The man who handed the parcels to Suranovas has a fraud conviction in Poland. Another suspect, who supplied vehicles, is under investigation for car theft across Europe. A third, who handled the explosives, served time for rape.
“There is a litany of online groups willing to do just about anything for the right price – and that’s what we’re seeing,” Glantz says. He points out that in organised crime operations, groups do not disclose full details of a job and those hired “very often” have limited information. “One question smugglers will never ask is: ‘What’s in the lorry?’ It’s kind of the way it goes.”
On 20 July, the first parcel Suranovas had posted burst into flames at Leipzig airport in Germany. It was the package bound for London, about to be placed on a DHL cargo flight. A second device went off before dawn the next day in a DPD truck just outside Warsaw, and one malfunctioned. The last ignited at a DHL warehouse in Birmingham.
No-one was hurt, but the damage was extensive.
The incidents were not publicised at first as investigators across Europe went to work, and the Telegram chat shows the Russian handlers were unsure what had happened. HK wanted Suranovas to call DHL and ask why a parcel had stalled in Leipzig.
Meanwhile, other deliveries continued. Two more suspicious parcels were sent from Warsaw to the US and Canada, then another two from Amsterdam to the same addresses. There were no explosives this time, so it is thought the group was testing new routes.
Investigators cannot be sure whether Russia’s ultimate aim was to bring down a plane, or to intimidate and sow fear in countries aiding Ukraine. But the White House was so concerned it contacted Russia “at a high level”, a former senior official under President Biden has told the BBC. The message went out to “knock it off” or face “consequences”.
Dovile Sakaliene, the former Defence Minister in Vilnius, remembers thinking the parcel plot was a wake-up call for Lithuania’s allies. “Because… not everybody was on board about the level of the threat we are facing through hybrid attacks.”
When Lithuanian police began rounding up members of the parcel plot they discovered a further cache of explosives, buried in food cans at a cemetery.
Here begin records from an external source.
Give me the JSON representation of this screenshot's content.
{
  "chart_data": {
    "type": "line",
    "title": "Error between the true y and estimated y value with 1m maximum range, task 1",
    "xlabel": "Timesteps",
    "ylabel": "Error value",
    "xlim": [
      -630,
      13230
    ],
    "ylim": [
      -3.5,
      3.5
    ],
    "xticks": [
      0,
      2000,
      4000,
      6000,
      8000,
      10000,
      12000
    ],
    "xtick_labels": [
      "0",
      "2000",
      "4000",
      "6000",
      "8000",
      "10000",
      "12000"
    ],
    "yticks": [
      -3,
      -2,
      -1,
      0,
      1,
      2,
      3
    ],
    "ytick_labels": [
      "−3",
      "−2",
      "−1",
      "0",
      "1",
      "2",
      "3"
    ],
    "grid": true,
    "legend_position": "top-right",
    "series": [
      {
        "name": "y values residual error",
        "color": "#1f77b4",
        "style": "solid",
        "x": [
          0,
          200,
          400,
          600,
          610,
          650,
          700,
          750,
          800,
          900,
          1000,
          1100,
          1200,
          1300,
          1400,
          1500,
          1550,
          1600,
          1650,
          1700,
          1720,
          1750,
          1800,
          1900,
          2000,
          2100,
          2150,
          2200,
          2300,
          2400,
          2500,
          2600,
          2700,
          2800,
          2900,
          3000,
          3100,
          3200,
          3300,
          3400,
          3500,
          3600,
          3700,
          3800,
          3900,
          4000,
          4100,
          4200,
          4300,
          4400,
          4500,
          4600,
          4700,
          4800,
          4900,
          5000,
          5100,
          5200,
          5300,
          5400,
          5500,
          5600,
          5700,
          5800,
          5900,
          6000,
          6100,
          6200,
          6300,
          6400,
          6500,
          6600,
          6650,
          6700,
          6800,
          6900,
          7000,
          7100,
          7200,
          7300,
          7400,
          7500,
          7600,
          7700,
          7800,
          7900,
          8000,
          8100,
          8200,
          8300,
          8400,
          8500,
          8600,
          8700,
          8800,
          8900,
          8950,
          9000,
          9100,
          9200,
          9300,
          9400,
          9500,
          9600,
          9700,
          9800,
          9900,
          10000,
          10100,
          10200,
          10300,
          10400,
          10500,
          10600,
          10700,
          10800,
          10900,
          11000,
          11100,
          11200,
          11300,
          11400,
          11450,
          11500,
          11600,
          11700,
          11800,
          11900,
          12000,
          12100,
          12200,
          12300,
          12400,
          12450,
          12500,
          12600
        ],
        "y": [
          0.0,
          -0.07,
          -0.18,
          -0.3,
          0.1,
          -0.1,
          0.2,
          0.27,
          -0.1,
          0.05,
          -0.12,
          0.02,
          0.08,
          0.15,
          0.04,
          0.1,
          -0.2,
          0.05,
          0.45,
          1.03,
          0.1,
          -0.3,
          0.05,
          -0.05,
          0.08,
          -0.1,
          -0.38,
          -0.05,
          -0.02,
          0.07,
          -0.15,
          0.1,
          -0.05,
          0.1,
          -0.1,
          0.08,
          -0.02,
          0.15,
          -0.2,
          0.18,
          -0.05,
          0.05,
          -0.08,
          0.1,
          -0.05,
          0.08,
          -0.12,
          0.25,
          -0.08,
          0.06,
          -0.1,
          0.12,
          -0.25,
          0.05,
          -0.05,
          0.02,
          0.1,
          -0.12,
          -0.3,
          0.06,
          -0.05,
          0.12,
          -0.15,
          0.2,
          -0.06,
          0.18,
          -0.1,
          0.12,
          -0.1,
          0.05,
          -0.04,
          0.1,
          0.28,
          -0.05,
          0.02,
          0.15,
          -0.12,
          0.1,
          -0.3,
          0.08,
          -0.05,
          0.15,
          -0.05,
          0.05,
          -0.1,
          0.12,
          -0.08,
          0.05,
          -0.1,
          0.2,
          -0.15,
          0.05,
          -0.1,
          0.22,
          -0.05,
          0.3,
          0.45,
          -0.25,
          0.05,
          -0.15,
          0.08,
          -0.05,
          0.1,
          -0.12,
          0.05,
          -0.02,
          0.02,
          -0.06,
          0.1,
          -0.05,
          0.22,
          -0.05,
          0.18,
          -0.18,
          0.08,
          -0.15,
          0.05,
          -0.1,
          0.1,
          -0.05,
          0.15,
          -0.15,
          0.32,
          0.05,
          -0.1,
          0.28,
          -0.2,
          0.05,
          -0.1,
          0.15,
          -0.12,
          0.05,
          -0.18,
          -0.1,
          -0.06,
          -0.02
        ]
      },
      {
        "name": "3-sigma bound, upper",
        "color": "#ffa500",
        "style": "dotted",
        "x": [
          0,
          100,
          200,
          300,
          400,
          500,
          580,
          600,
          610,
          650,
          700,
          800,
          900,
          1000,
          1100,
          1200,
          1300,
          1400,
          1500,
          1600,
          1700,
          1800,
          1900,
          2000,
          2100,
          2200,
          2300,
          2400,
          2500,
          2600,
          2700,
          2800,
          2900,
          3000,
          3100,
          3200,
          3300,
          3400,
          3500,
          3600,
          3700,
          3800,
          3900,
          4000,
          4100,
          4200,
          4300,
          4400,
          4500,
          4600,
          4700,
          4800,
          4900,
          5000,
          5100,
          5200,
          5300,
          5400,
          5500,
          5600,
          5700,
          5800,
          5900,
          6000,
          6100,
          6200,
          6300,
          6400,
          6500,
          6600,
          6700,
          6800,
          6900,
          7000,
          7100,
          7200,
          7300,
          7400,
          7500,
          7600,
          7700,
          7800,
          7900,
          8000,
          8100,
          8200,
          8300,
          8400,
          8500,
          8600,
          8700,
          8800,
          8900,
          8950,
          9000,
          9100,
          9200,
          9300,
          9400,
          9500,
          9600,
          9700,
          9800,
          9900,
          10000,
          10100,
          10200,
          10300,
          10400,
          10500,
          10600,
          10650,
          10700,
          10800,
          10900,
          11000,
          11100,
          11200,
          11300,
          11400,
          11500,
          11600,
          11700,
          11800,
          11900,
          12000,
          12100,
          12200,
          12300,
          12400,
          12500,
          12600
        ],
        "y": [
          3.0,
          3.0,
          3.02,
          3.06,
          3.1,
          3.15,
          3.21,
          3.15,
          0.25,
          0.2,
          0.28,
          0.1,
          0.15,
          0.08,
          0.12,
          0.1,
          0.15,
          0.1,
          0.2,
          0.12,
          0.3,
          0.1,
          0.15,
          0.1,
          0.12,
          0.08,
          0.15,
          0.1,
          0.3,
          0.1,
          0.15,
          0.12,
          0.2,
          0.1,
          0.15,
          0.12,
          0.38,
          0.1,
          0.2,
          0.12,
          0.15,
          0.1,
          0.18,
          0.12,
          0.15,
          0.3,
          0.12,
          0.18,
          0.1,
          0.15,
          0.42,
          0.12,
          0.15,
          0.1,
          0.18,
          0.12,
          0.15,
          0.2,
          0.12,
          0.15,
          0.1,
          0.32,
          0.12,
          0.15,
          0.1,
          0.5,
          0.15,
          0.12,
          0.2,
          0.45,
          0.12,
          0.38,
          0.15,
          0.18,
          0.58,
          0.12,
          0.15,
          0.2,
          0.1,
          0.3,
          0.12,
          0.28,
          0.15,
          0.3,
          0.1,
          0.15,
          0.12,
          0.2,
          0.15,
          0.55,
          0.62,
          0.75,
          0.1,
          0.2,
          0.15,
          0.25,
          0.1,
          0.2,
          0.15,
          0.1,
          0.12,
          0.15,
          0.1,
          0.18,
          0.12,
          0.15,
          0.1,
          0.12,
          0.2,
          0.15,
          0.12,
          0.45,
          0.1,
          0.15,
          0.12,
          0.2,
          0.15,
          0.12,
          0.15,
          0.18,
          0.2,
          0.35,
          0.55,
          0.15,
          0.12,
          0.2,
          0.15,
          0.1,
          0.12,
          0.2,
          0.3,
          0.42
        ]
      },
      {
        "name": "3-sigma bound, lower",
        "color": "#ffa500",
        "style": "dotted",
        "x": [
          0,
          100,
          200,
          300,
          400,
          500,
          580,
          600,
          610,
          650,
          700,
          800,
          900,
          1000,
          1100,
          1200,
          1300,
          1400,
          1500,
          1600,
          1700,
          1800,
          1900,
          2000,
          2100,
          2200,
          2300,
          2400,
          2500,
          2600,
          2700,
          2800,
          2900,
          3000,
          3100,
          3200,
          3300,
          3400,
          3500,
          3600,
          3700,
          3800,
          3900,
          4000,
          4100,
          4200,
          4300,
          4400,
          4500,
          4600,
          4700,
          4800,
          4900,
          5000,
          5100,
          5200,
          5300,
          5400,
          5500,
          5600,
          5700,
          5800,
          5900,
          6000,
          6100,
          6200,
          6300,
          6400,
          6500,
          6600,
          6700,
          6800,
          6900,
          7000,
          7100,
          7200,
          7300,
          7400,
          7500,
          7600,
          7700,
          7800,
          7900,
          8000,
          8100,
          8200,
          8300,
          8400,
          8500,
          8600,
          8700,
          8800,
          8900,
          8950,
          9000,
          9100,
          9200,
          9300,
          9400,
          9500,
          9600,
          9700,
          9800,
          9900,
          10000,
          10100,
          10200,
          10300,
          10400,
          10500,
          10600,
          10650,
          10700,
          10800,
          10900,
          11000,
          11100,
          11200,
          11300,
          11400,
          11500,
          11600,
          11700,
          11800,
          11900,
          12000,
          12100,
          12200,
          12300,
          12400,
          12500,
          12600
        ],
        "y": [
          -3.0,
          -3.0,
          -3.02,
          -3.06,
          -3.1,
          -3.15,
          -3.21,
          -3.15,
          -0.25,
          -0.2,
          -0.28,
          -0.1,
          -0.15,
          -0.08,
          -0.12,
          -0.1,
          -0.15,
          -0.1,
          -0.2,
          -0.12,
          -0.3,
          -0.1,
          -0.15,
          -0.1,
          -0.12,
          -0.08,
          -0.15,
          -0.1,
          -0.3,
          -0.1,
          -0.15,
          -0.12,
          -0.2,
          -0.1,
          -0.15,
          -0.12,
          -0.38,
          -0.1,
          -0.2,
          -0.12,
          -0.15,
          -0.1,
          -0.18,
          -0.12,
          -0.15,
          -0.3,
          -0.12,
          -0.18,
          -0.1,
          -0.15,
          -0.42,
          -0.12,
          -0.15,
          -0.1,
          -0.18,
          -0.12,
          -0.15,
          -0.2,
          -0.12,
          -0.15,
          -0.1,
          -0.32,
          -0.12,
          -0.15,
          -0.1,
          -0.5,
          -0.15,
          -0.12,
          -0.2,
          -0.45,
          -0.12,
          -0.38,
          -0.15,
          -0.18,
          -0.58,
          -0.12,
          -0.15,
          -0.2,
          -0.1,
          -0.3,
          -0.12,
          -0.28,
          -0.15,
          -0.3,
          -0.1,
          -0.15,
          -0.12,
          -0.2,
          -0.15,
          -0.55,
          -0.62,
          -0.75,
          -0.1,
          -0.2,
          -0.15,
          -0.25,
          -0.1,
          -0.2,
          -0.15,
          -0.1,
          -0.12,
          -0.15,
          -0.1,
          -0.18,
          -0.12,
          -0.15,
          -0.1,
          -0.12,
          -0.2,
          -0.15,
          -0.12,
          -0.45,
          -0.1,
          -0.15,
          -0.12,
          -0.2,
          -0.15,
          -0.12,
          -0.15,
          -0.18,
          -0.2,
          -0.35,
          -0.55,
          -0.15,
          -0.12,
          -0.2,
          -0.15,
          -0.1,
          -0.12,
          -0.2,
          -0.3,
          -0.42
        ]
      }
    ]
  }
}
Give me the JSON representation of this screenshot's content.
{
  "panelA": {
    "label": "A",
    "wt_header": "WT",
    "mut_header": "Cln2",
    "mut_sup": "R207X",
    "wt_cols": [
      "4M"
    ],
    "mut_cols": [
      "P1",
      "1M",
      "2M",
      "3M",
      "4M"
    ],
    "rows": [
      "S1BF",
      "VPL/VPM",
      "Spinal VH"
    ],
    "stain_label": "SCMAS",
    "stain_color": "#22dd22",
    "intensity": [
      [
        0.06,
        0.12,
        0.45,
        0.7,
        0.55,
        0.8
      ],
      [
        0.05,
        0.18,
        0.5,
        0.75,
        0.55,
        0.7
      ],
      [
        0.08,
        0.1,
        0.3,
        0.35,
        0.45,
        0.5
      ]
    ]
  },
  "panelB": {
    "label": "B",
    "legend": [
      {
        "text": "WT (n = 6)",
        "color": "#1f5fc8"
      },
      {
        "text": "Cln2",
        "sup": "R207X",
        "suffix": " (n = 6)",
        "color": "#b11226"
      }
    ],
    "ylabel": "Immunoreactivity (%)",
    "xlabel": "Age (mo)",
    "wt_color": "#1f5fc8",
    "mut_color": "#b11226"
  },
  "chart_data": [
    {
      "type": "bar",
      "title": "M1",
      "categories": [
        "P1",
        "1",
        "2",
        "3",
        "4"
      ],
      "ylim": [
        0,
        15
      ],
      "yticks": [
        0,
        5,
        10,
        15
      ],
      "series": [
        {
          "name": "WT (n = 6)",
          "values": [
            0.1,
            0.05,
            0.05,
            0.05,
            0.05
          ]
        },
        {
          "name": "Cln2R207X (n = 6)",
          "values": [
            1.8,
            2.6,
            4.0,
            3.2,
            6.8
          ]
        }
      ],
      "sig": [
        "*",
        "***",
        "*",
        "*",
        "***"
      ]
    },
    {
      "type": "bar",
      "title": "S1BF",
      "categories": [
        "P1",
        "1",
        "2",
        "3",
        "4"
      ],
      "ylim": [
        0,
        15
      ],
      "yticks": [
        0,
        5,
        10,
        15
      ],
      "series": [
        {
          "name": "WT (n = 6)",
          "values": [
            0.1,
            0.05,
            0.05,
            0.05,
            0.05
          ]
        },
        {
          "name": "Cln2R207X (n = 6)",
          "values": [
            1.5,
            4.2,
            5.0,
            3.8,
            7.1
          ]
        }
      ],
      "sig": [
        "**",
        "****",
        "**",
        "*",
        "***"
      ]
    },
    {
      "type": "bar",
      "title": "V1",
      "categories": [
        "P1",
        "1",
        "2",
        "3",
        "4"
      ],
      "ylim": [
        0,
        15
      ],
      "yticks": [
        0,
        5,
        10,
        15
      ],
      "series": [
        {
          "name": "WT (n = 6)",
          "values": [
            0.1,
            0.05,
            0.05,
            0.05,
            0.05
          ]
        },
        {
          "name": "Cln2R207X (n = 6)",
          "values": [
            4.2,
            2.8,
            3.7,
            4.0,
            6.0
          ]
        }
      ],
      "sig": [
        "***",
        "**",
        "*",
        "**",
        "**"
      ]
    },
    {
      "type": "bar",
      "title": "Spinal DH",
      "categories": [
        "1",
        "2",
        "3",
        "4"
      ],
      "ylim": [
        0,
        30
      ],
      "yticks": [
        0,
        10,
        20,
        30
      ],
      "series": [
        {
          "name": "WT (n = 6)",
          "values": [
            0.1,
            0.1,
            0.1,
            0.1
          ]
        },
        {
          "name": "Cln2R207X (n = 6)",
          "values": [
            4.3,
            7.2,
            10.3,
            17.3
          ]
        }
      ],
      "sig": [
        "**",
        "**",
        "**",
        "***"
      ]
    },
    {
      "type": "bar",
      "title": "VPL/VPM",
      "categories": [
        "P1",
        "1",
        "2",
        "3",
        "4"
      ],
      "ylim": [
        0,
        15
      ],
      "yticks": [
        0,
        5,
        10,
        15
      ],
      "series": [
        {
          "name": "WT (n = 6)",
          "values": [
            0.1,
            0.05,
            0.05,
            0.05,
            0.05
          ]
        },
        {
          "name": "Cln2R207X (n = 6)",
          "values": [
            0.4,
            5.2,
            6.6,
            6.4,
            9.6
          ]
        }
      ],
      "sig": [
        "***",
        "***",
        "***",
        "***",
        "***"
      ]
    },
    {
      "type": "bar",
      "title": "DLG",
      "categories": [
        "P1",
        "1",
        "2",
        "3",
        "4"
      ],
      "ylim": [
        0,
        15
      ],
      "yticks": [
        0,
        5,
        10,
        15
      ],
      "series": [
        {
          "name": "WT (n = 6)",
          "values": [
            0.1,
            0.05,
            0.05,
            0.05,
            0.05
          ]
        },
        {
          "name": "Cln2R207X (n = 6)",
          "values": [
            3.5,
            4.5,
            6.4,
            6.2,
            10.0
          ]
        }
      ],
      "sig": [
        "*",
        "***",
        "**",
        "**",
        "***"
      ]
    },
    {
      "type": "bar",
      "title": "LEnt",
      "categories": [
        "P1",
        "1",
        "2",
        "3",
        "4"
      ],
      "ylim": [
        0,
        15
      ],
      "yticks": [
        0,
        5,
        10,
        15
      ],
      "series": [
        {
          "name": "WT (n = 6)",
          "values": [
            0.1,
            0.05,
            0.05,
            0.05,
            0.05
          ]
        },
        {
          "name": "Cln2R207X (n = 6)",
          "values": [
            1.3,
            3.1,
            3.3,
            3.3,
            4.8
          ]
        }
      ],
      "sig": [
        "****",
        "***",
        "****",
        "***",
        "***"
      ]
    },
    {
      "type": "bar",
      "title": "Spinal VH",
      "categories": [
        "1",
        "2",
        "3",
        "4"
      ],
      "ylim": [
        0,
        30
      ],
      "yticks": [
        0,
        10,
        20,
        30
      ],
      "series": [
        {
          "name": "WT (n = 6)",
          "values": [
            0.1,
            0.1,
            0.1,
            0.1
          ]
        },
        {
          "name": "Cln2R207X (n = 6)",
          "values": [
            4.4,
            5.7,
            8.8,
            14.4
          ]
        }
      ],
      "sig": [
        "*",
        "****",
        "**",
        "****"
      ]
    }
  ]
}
There were drone parts, too, including mounts the cans could fit on.
Towards the end of our interview, I asked Suranovas what he thought Russia had wanted to achieve. He paused a moment.
“I think… it was probably a test of something; that they were preparing something bigger,” he said. “It was to show that their arms can reach deep and far. That they can do many things, and you won’t even know.”